The roofing industry has suffered from a workforce shortage long before the pandemic, and will continue to unless it can recruit younger generations. For millennials, a big draw is the mentorship that their superiors can provide.

“They are definitely impressed by people who have worked hard and been successful, but they are definitely irreverent to anything that even suggests some sort of ‘stuck in time’ sense of ‘we have to do things this way because that’s the way it’s been done,’” said Thorp.

One misconception the industry can dispel is that roofing only involves climbing onto roofs and manual labor. The opportunities available to women in roofing are varied, whether it’s sales positions, distribution, ownership and everything in between. Lipniskis started her career as a property and casualty insurance claims adjuster who found work at a roofing company in 2012 thanks to her experience with roof damage claims.

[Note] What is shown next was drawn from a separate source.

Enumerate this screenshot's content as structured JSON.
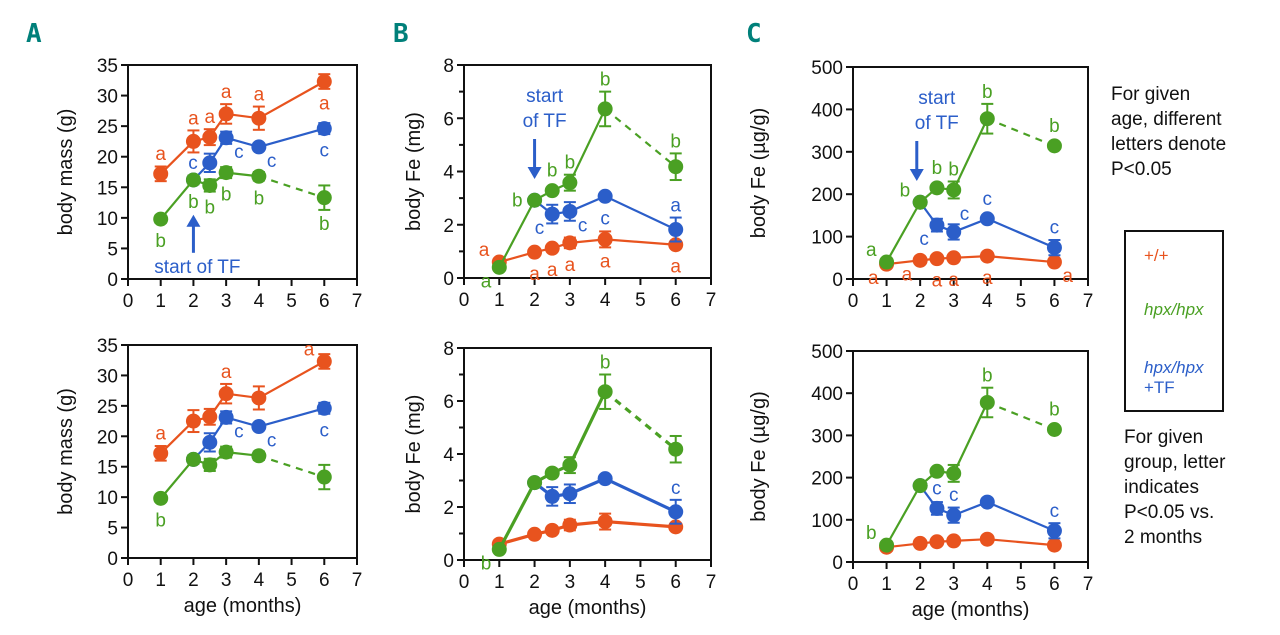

“I absolutely love the roofing industry. Yes, it can be a struggle and defeating at times, but for me the benefits outweigh any challenges,” she said. “A large advantage of being a woman in the roofing industry is that we are a small group, but we are a mighty one. When you see another woman in the industry, you are somehow automatically connected with them and can relate on a deeper level. I feel like we get things done.”

Something near and dear to millennials is not only doing good work, but doing good in the world. Showing that roofing is essential and helps people live better lives, or supporting charities or community service projects, goes a long way to speaking to millennials searching for a career.

“Millennials in particular are used to being another number or dollar sign to big corporations, as we’ve seen with the encouragement to shop local and support small businesses,” said Loman. “There is a larger emphasis on emotions with this generation, and feeling like a valued member of society.”

Part of the solution is to not only attract millennial women, but women of color. Calzadilla said one way the industry can do this is for companies to highlight hard workers from all walks of life.

“There’s people like myself, I’m Latina, who are already winning and not using anything as a disadvantage,” she said. “If we show their success, it will attract more people.”

Of course, there is a universal incentive that speaks to millennials: making enough money to pay for a home and/or student loans. Laizure said the financial freedom that roofing offers was a key factor, but like other millennials, appreciates how valuable roofing is to others.

“During a summer break from college, I decided to ride along with my dad, who was a sales manager for a general contractor, to make some extra money. I quickly realized that you can help people while also making your financial dreams come true,” Laizure said.